Porque eso has sido tú. Has sido la palabra de todos y el actor de nadie. Y ahora te me llevas una parte de mi historia, cuando éramos solo un poco más jóvenes que ahora y sabíamos que el teatro era cualquier cosa menos comedia. El primero que se va se lo lleva todo. Franco era nuestro incómodo acomodador. Y ahora, ¿cómo voy a recordar de aquí en adelante aquellos tiempos de universidad y de ensayos con censor invitado? ¿Cómo voy a sumergirme de nuevo en aquellas cuevas luminosas de las aulas nocturnas, ahí donde una silla de tijera era el trono de un rey o el cadalso del reo o el pedestal de las estatuas? Todo eso éramos cuando no éramos nada. Y ahora, tú muerto y yo triste, todavía somos menos que nada. Será que vamos a por nuestro destino, que no es la muerte sino la vida de los durmientes y la visión de los miopes.
Pero me preocupan tus huérfanos, Pepe. ¿Quién dirá ahora lo que no nos atrevemos a decir? En realidad no se trata de atrevimiento, sino de lucidez. La lucidez que da la retorta y el alambique a los vapores destilados de una realidad turbia. Hablabas de tu teatro como si fuera un lugar de entretenimiento. Y la gente se reía, cierto. Pero luego, cuando se iban a sus casas o a la última copa, esa gente iba perdiendo la sonrisa y al día siguiente entendían que, creyendo ir a tu teatro habían ido a una lección de catedrático.

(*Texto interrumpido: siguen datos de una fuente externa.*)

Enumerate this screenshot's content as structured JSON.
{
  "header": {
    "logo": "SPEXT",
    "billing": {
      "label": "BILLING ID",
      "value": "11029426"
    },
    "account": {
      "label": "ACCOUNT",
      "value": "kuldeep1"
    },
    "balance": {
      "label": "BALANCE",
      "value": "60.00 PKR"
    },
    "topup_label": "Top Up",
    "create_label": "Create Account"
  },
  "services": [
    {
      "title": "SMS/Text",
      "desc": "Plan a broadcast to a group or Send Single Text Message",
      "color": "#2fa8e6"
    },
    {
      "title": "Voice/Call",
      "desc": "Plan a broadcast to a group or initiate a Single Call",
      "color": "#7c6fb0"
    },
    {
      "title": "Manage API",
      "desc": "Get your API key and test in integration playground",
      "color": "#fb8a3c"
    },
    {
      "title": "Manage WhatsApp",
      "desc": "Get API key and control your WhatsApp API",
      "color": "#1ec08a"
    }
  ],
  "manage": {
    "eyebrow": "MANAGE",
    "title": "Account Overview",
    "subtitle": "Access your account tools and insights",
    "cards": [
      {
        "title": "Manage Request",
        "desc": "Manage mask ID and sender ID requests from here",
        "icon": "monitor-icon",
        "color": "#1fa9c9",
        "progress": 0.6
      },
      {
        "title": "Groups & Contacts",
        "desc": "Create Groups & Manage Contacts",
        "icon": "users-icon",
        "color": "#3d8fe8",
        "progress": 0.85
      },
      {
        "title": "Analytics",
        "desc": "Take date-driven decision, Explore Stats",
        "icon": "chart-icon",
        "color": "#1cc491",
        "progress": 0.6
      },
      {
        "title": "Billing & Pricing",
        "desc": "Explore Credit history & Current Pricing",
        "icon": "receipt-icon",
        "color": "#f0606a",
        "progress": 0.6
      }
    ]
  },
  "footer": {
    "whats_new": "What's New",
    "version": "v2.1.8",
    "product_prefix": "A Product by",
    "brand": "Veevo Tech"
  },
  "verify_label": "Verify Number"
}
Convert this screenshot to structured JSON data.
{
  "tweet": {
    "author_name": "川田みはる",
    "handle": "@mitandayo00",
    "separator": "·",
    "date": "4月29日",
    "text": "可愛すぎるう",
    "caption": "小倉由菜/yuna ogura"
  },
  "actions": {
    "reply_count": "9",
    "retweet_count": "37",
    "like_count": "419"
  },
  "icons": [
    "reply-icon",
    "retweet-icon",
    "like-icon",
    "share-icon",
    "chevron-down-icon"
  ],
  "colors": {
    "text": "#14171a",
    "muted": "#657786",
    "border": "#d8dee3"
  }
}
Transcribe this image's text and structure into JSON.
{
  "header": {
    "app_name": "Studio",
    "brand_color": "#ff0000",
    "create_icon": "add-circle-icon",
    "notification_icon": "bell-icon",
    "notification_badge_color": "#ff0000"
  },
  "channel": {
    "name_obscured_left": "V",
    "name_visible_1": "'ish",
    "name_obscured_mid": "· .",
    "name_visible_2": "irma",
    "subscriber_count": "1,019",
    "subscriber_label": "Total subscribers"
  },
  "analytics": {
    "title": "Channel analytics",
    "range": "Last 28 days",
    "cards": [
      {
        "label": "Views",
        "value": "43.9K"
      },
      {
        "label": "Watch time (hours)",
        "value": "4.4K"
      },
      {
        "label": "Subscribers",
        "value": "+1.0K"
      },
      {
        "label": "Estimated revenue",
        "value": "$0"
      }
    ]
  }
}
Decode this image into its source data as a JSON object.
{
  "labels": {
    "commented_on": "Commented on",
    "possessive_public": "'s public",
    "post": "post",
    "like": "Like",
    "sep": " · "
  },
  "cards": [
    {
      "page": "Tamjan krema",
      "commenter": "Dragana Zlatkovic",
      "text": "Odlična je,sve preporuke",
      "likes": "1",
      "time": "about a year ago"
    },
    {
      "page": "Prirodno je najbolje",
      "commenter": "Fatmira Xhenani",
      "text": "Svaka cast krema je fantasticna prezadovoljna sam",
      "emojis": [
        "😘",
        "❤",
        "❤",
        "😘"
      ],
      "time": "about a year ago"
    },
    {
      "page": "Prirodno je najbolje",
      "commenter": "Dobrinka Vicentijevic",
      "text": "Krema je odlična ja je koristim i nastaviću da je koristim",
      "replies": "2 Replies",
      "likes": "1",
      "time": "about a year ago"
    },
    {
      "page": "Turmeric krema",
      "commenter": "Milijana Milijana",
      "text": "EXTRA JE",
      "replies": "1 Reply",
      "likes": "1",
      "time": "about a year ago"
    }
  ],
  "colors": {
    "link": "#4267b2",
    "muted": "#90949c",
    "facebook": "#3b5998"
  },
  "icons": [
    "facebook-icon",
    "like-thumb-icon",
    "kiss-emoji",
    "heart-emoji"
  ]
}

Hoy tu muerte ha hecho aflorar palabras de elogio, precisamente de aquellos que tarde o temprano habrían sido alguna de tus víctimas. Tú y ellos descansáis en paz. Tú, porque siempre la conociste. Ellos, porque saben que se han librado de ti. Te vas habiéndote comido el mundo. Te quedaste con lo mejor y con lo más profundo. Y ellos, tus enemigos, temblaron, se enardecieron, cayeron en la violencia que tú les atribuías. Has sido demiurgo de los vencidos y desenmascarador de los vencedores. Y cuando quisieron sacarte a ti y a Lorca, los trabajadores te acogieron en uno de los enclaves de aquel Madrid del "no pasarán". Te brillaban los ojos como el diamante, que no es una piedra preciosa por su valor sino por su dureza.
Te llevas, Pepe, el secreto de tu fortaleza y la fórmula de tu lenguaje universal. Los periódicos se hicieron para que tú los leyeras y los interpretaras. Tantos intelectuales vendidos, a veces regalados, y tú, a lo nuestro. Y lo nuestro, sin ti, va a ser más difícil de vivir. La libertad no admite nombres propios. Pero cada vez que grite "¡viva Rubianes, que estás en los cielos!", desde Espartaco a la Bastilla, desde Auschwitz a Gaza, sabrán que tuve el honor de ser amigo y contemporáneo del más libre de los hombres.